That sounds like a talk show title, uh? Boob Talk with B. Hahahaaaaa! For some boobs is a serious TMI topic. And why, I’ll never know. My girlfriends and I love talking about our boobies. We push ’em up in public and complain about how small or big they are. It is my belief that all us women folk have a personal love or hate for our boobs.
All throughout middle school, I wanted boobs. I was so bare, that I didn’t even wear a training bra. There was nothing to train. Each morning, I would wake up thinking that maybe overnight God granted me with a bosom blessing. And each morning, I’d wake up and be like…
…because nope. Still no boobs. In my middle school mind, boobs meant social status. Trading my camisole for a training bra would grant me access to the Cool Kids Club. Because I was a victim of bullying for most of my middle school life, I wanted boobs like Charlie wanted a Golden Ticket. And then one day it happened. I was in 9th grade. I did my morning ritual of glancing in the mirror and greeting me was a pair of C boobies. C’s!
My world changed. I became a new person. I was a girl. A young woman. With boobs. Those C’s eventually turned into DD’s. And that’s when the fun of having boobs ended. Bra shopping was never something that I never looked forward to. I could never wear the cute and dainty bras that came in colors like magenta, purple or pink. I had to wear white, brown and black bras with not 1, not 2 but a good 5 hooks in the back. It didn’t matter what size I was, because of the boobs, I ALWAYS had to go up a shirt size. And wearing a bathing suit top was the worst. No matter what I did, I always looked like I was auditioning for a Playboy cover.

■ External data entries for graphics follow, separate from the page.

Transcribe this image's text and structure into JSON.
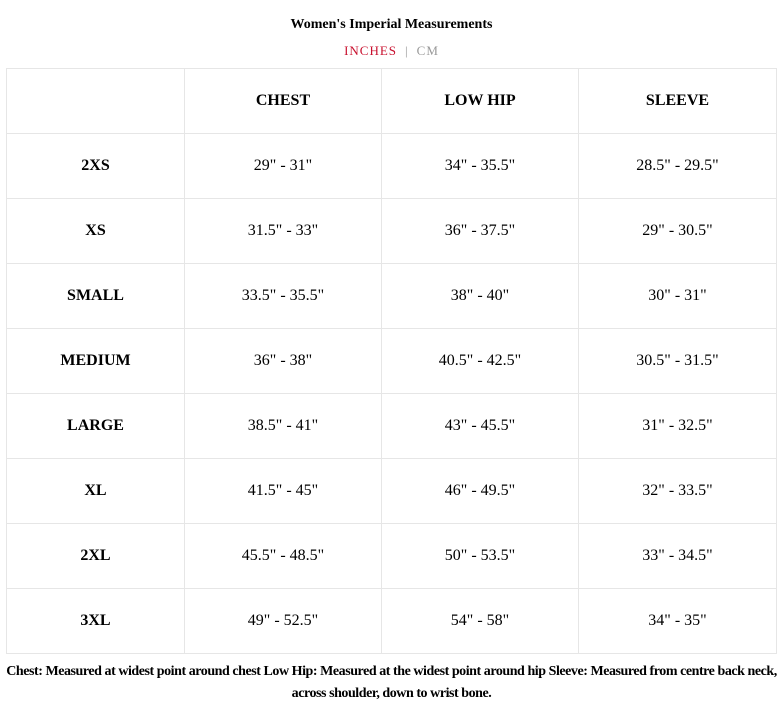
{
  "title": "Women's Imperial Measurements",
  "units": {
    "active": "INCHES",
    "separator": "|",
    "inactive": "CM",
    "active_color": "#c8102e"
  },
  "table": {
    "headers": [
      "",
      "CHEST",
      "LOW HIP",
      "SLEEVE"
    ],
    "rows": [
      [
        "2XS",
        "29\" - 31\"",
        "34\" - 35.5\"",
        "28.5\" - 29.5\""
      ],
      [
        "XS",
        "31.5\" - 33\"",
        "36\" - 37.5\"",
        "29\" - 30.5\""
      ],
      [
        "SMALL",
        "33.5\" - 35.5\"",
        "38\" - 40\"",
        "30\" - 31\""
      ],
      [
        "MEDIUM",
        "36\" - 38\"",
        "40.5\" - 42.5\"",
        "30.5\" - 31.5\""
      ],
      [
        "LARGE",
        "38.5\" - 41\"",
        "43\" - 45.5\"",
        "31\" - 32.5\""
      ],
      [
        "XL",
        "41.5\" - 45\"",
        "46\" - 49.5\"",
        "32\" - 33.5\""
      ],
      [
        "2XL",
        "45.5\" - 48.5\"",
        "50\" - 53.5\"",
        "33\" - 34.5\""
      ],
      [
        "3XL",
        "49\" - 52.5\"",
        "54\" - 58\"",
        "34\" - 35\""
      ]
    ]
  },
  "note": "Chest: Measured at widest point around chest Low Hip: Measured at the widest point around hip Sleeve: Measured from centre back neck, across shoulder, down to wrist bone."
}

I used to do some heavy complaining about my boobs.
Until I met a college friend who had undergone a mastectomy at the tender age of 22. She was diagnosed with breast cancer at 19 and the minute she heard me complain about my boobs, she shut me down. So told me that I should be grateful and learn to appreciate those boobs of mine. And ever since then….I’ve been appreciating them.
Do you love yours? Get annoyed with ’em? Want more or less? Find them to be perfect? What’s your boob story?